Saturday, September 1, 2012

A Neurologist Gets High

Well known neurologist and author Oliver Sacks has written an essay in the New Yorker about his drug experiences in the 1960s.  From about 1963-1967 Dr. Sacks ingested various compounds including cannabis, amphetamines, intravenous morphine, LSD, morning glory seeds, Artane (trihexyphenidyl hydrochloride) and massive doses of chloral hydrate with an accompanying withdrawal state.  He does an excellent job of describing various intoxication and delirium states.  As an example he describes his experience reading a text on migraines from 1873 while taking amphetamine:

"...In a sort of catatonic concentration that in 10 hours I scarcely moved a muscle or wet my lips, I read steadily through "Megrim"....At times I was unsure if I was reading the book or writing it...." p. 47

In my current professional iteration as an addiction psychiatrist these are familiar scenarios.  At some level Sacks realizes that he is lucky to have survived chloral hydrate withdrawal induced delirium tremens and amphetamine-induced tachycardia up to the 200 beats per minute range with an unknown blood pressure.  Vivid visual and auditory hallucinations and a distorted sense of time are described.  There is also the familiar interpersonal dimension that gets activated when a person's life is affected by drug use - concerned colleagues that implore him to seek help and take care of himself.

Dr. Sacks is an intellectual and this is presented in an intellectual context that may not have been very evident at the time of the experimentation.  He describes the sociocultural antecedents of a need for chemical transcendance that has been present throughout human history.  He proceeds to describe some of the relevant historical writings of physicians and other intellectuals.
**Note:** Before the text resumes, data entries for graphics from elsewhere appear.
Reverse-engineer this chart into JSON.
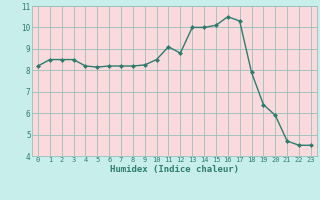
{
  "x": [
    0,
    1,
    2,
    3,
    4,
    5,
    6,
    7,
    8,
    9,
    10,
    11,
    12,
    13,
    14,
    15,
    16,
    17,
    18,
    19,
    20,
    21,
    22,
    23
  ],
  "y": [
    8.2,
    8.5,
    8.5,
    8.5,
    8.2,
    8.15,
    8.2,
    8.2,
    8.2,
    8.25,
    8.5,
    9.1,
    8.8,
    10.0,
    10.0,
    10.1,
    10.5,
    10.3,
    7.9,
    6.4,
    5.9,
    4.7,
    4.5,
    4.5
  ],
  "xlabel": "Humidex (Indice chaleur)",
  "ylim": [
    4,
    11
  ],
  "xlim": [
    -0.5,
    23.5
  ],
  "yticks": [
    4,
    5,
    6,
    7,
    8,
    9,
    10,
    11
  ],
  "xticks": [
    0,
    1,
    2,
    3,
    4,
    5,
    6,
    7,
    8,
    9,
    10,
    11,
    12,
    13,
    14,
    15,
    16,
    17,
    18,
    19,
    20,
    21,
    22,
    23
  ],
  "line_color": "#2d7d6e",
  "fig_bg_color": "#c8eeeb",
  "plot_bg_color": "#fadadd",
  "grid_color": "#9bbfba",
  "tick_color": "#2d7d6e",
  "label_color": "#2d7d6e",
  "marker": "D",
  "markersize": 2.0,
  "linewidth": 1.0
}
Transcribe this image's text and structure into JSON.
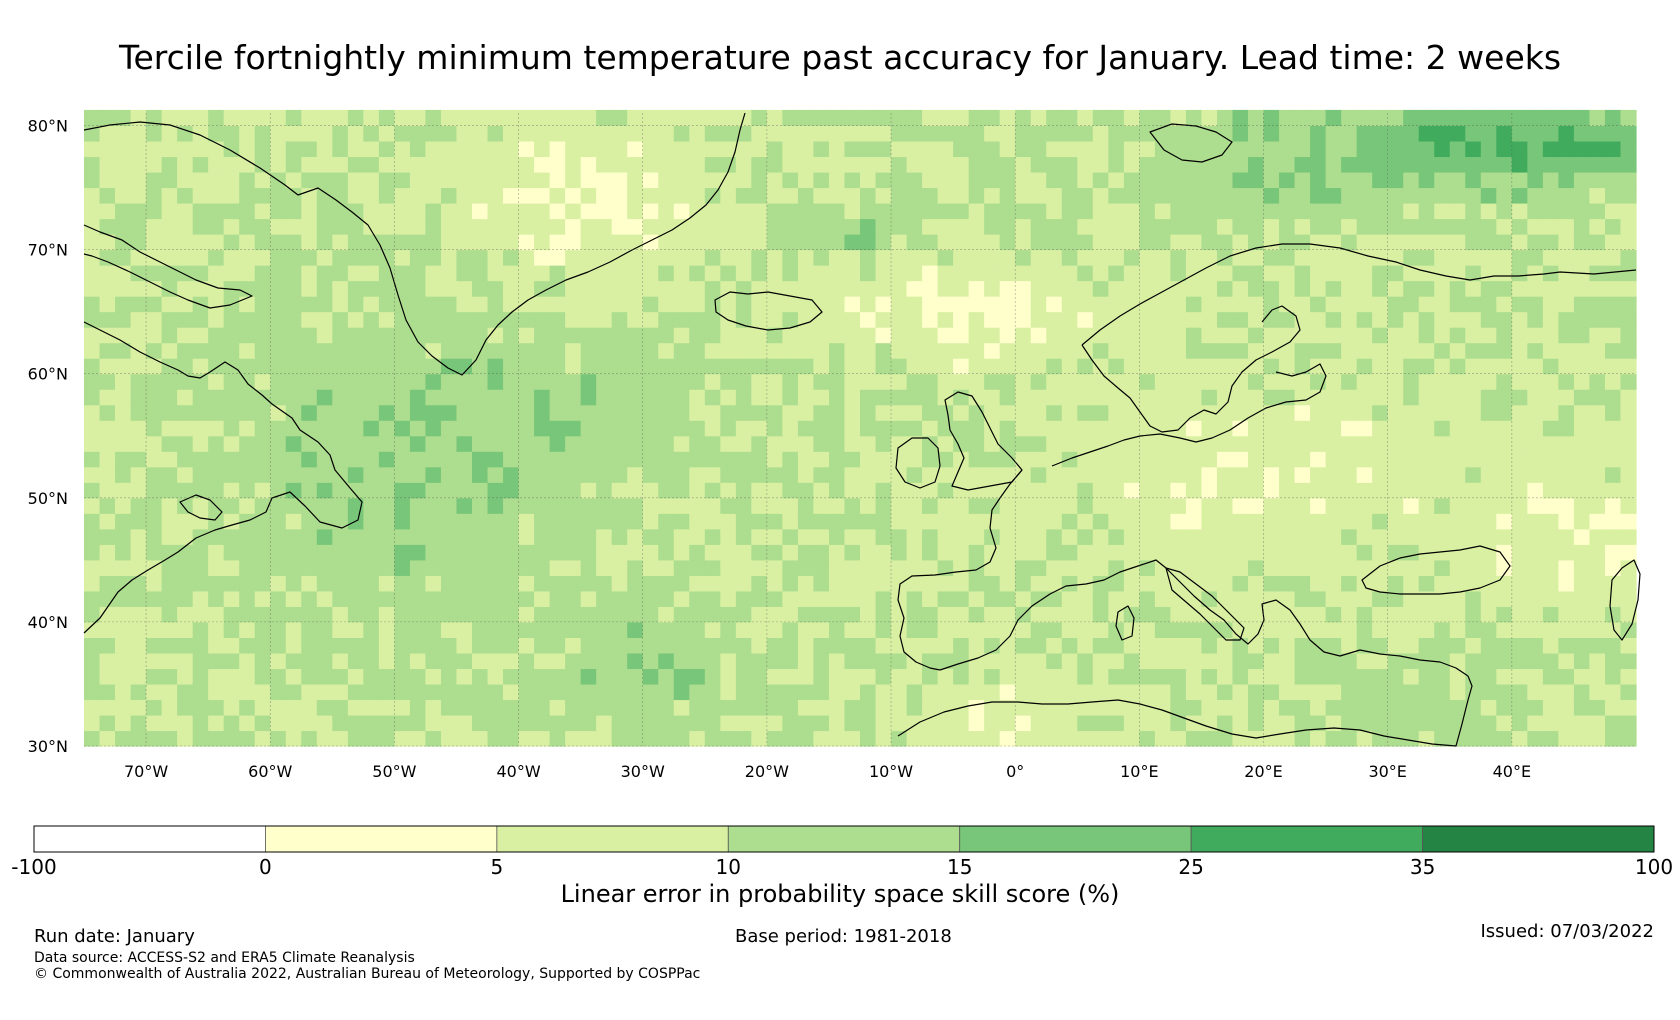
{
  "title": "Tercile fortnightly minimum temperature past accuracy for January. Lead time: 2 weeks",
  "map": {
    "lon_range": [
      -75,
      50
    ],
    "lat_range": [
      30,
      81
    ],
    "lat_ticks": [
      {
        "value": 30,
        "label": "30°N"
      },
      {
        "value": 40,
        "label": "40°N"
      },
      {
        "value": 50,
        "label": "50°N"
      },
      {
        "value": 60,
        "label": "60°N"
      },
      {
        "value": 70,
        "label": "70°N"
      },
      {
        "value": 80,
        "label": "80°N"
      }
    ],
    "lon_ticks": [
      {
        "value": -70,
        "label": "70°W"
      },
      {
        "value": -60,
        "label": "60°W"
      },
      {
        "value": -50,
        "label": "50°W"
      },
      {
        "value": -40,
        "label": "40°W"
      },
      {
        "value": -30,
        "label": "30°W"
      },
      {
        "value": -20,
        "label": "20°W"
      },
      {
        "value": -10,
        "label": "10°W"
      },
      {
        "value": 0,
        "label": "0°"
      },
      {
        "value": 10,
        "label": "10°E"
      },
      {
        "value": 20,
        "label": "20°E"
      },
      {
        "value": 30,
        "label": "30°E"
      },
      {
        "value": 40,
        "label": "40°E"
      }
    ]
  },
  "colorbar": {
    "bounds": [
      -100,
      0,
      5,
      10,
      15,
      25,
      35,
      100
    ],
    "labels": [
      "-100",
      "0",
      "5",
      "10",
      "15",
      "25",
      "35",
      "100"
    ],
    "colors": [
      "#ffffff",
      "#ffffcc",
      "#d9f0a3",
      "#addd8e",
      "#78c679",
      "#41ab5d",
      "#238443"
    ],
    "title": "Linear error in probability space skill score (%)"
  },
  "footer": {
    "run_date": "Run date: January",
    "base_period": "Base period: 1981-2018",
    "issued": "Issued: 07/03/2022",
    "data_source": "Data source: ACCESS-S2 and ERA5 Climate Reanalysis",
    "copyright": "© Commonwealth of Australia 2022, Australian Bureau of Meteorology, Supported by COSPPac"
  }
}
The usual debate about whether or not there is any utility in taking life threatening amounts of drugs occurs in the text and on the podcast.  Not surprisingly, intellectuals derive insights from their experiences and taking drugs is no exception.  In  the article, the revolution in neurochemistry was one of the preludes to the period of experimentation.  The problems with psychotic symptoms and manic states are well described as well as what states might be the preferred ones.  We learn on the podcast that these experiences have provided insights into possible brain mechanisms and that this might be part of the basis for the author's new book Hallucinations that comes out in the fall.

Dr. Sacks describes himself as an observer and explorer of psychotic symptoms and how that seems to be protective when he is tripping.  What is missing here compared to the people I have talked with is a highly subjective response that increases the risk for drug use.  I typically hear about intense euphoria, high energy, and increased competence in physical, intellectual and social spheres.  Not having that response may be protective and may allow one to avoid the risks of ongoing chemical use.  In some cases there may just be a compulsion to recreate the drug induced state.  The essay may have been a lot more complicated or written by someone else if those descriptions were there.

George Dawson, MD, DFAPA

Oliver Sacks.  Altered States - Self experiments in chemistry.  The New Yorker, August 27, 2012: 40-47.

Oliver Sacks.  Podcast: The New Yorker Out Loud.